From time to time I purchase random albums or bundles of photos because I think old snaps are interesting and scanning them to post on Flickr  gives them a second life. Goodness knows what I'll do long term with the originals - maybe the family will sell them again when I'm gone. It must be a common problem for all collectors.

The twins are neatly dressed in matching clothes and hairstyles, but there's only one dog. And it's yet another photo where the subjects are asked to look into the sun:) Maybe the 1950s?

And here are some family photos, three generations of sisters. First my mother-in-law Shirley and her sister Mary in the 1920s. Then me and my sister Anne in the 1960s (with a dog and a lamb). Then my daughters Kerrie and Gemma in the 1980s. There is a younger generation but they are all boys.

Shirley (left) and Mary Alford
Lorraine and Anne
Kerrie and Gemma
You can find more sisters or dogs over at Sepia Saturday.

Saturday, July 25, 2015

Bondi Beach

These four photos are in a Phelan family album. It's Bondi beach, Sydney, some time in the 70s I think. Bondi isn't in our patch so it must have been a holiday. I suspect that the photographer didn't even venture on to the beach because the photos appear to have been taken from a car park, and probably on the same day. They probably just went to have a look at the famous beach. Nowadays about three million people a year visit the beach - but not all at the same time fortunately. On a warm weekend in summer you might have to share with only 40 000 other people.

Coastal New South Wales is almost like a foreign country to us because we never visited when I was a child growing up in the neighbouring state of Victoria, and my husband's family was the same. If we wanted a day at the beach or a holiday on the coast we went to one of the numerous sandy beach towns along the south coast of Victoria. And we never saw crowds like this. Sometimes we had the long stretches of sand to ourselves.

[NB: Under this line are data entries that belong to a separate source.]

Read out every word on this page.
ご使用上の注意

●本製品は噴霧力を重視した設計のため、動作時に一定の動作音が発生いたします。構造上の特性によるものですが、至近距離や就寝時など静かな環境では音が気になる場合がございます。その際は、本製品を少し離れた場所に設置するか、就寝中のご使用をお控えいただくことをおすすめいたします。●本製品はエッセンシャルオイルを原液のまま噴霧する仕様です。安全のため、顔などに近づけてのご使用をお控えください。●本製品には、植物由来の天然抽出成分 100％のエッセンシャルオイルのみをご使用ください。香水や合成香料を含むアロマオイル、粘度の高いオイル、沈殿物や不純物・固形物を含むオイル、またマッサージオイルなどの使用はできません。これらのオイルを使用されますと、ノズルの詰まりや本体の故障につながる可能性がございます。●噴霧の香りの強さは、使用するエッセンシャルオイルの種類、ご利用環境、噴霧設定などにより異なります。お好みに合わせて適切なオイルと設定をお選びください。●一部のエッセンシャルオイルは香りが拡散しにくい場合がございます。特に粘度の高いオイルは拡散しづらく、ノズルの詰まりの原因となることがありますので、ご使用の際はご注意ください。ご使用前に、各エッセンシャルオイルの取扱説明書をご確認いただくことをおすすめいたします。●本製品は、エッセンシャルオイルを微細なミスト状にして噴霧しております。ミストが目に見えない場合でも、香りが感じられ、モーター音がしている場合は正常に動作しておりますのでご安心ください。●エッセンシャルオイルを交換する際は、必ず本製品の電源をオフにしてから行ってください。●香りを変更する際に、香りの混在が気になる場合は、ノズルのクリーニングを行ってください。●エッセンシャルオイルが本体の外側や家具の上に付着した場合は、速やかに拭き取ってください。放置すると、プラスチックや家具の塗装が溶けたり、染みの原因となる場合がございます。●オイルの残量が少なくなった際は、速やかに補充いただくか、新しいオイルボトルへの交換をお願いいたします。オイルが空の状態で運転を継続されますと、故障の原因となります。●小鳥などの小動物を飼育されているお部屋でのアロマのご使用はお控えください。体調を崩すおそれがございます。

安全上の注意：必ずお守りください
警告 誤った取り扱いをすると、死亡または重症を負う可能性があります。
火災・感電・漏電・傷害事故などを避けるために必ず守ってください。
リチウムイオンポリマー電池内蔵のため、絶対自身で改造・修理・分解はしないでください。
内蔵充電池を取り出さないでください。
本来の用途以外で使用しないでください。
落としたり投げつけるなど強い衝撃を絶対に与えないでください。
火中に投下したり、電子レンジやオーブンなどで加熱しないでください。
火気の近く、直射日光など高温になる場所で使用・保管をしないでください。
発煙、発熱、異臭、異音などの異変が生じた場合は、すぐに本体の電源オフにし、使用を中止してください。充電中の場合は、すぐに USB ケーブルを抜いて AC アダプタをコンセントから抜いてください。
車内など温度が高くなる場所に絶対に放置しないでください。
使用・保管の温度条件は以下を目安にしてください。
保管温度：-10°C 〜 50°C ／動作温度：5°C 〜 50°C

One disadvantage of our beach visits was that we didn't have surf lifesavers watching, we didn't have to swim 'inside the flags' (note the red and yellow flag on the left of the first photo), but luckily none of us ever had a mishap in the ocean. This beach is the home of the first lifesaving club, established in 1907.

I've never been to Bondi. Should an Aussie admit to such a thing?

Bondi Beach
Bondi Beach and famous Bondi Baths built in 1931.
The baths are saltwater and tidal and have a heritage classification. In fact, the whole beach has a heritage value. The baths are also the home of the Bondi Icebergs, a club for people who swim there throughout the year.

Bondi Beach
This photo was taken on a different family holiday at Mission Beach in Queensland. Warm days and kilometres of sandy beach to share with ... hardly anyone else.

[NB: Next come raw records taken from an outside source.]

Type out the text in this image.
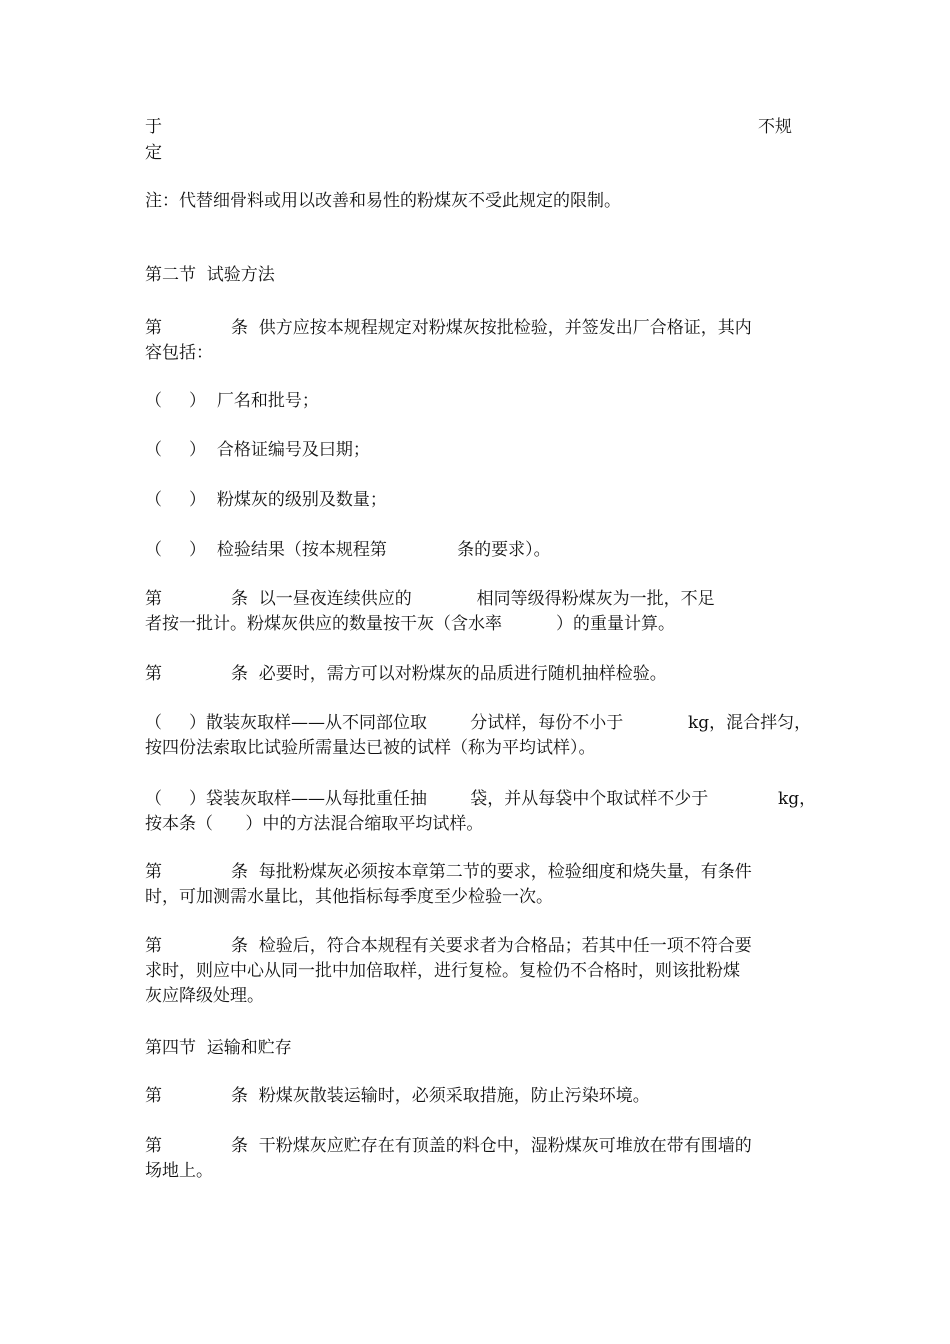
于	不规
定
注：代替细骨料或用以改善和易性的粉煤灰不受此规定的限制。
第二节  试验方法
第	条  供方应按本规程规定对粉煤灰按批检验，并签发出厂合格证，其内
容包括：
（     ）  厂名和批号；
（     ）  合格证编号及曰期；
（     ）  粉煤灰的级别及数量；
（     ）  检验结果（按本规程第             条的要求）。
第	条  以一昼夜连续供应的            相同等级得粉煤灰为一批，不足
者按一批计。粉煤灰供应的数量按干灰（含水率          ）的重量计算。
第	条  必要时，需方可以对粉煤灰的品质进行随机抽样检验。
（     ）散装灰取样——从不同部位取        分试样，每份不小于	kg，混合拌匀，
按四份法索取比试验所需量达已被的试样（称为平均试样）。
（     ）袋装灰取样——从每批重任抽        袋，并从每袋中个取试样不少于	kg，
按本条（      ）中的方法混合缩取平均试样。
第	条  每批粉煤灰必须按本章第二节的要求，检验细度和烧失量，有条件
时，可加测需水量比，其他指标每季度至少检验一次。
第	条  检验后，符合本规程有关要求者为合格品；若其中任一项不符合要
求时，则应中心从同一批中加倍取样，进行复检。复检仍不合格时，则该批粉煤
灰应降级处理。
第四节  运输和贮存
第	条  粉煤灰散装运输时，必须采取措施，防止污染环境。
第	条  干粉煤灰应贮存在有顶盖的料仓中，湿粉煤灰可堆放在带有围墙的
场地上。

Mission Beach, Queensland. 1990s
This post is in response to the theme photo, a postcard of Bondi as it used to be. You can see more responses over at Sepia Saturday. Or you could pack your bags and head downunder in time for summer.

Sunday, July 12, 2015

Sepia Saturday: YMCA teams

I'm on the road on a caravan holiday this week and don't have access to my old picture files, but I do have access to the photos I scanned for the Genealogical Society of Victoria so I've selected one of theirs.

The photo was taken in the 1920s in Victoria at a YMCA camp. It appears to be the volleyball and baseball teams, in white 'uniforms'. Perhaps the teams are defined by the colour of the tie each man is wearing, or maybe it's a YMCA tie. The photo isn't clear enough for me to decide one way or the other.

The young men look happy to be where they are. (As an aside: I wonder if the side part in hair will ever come back.)

YMCA camp baseball and volleyball teams, Victoria, 1920s
This post has been in response to the Sepia Saturday's theme photo in which the women are wearing loosely tied neckties over white dresses.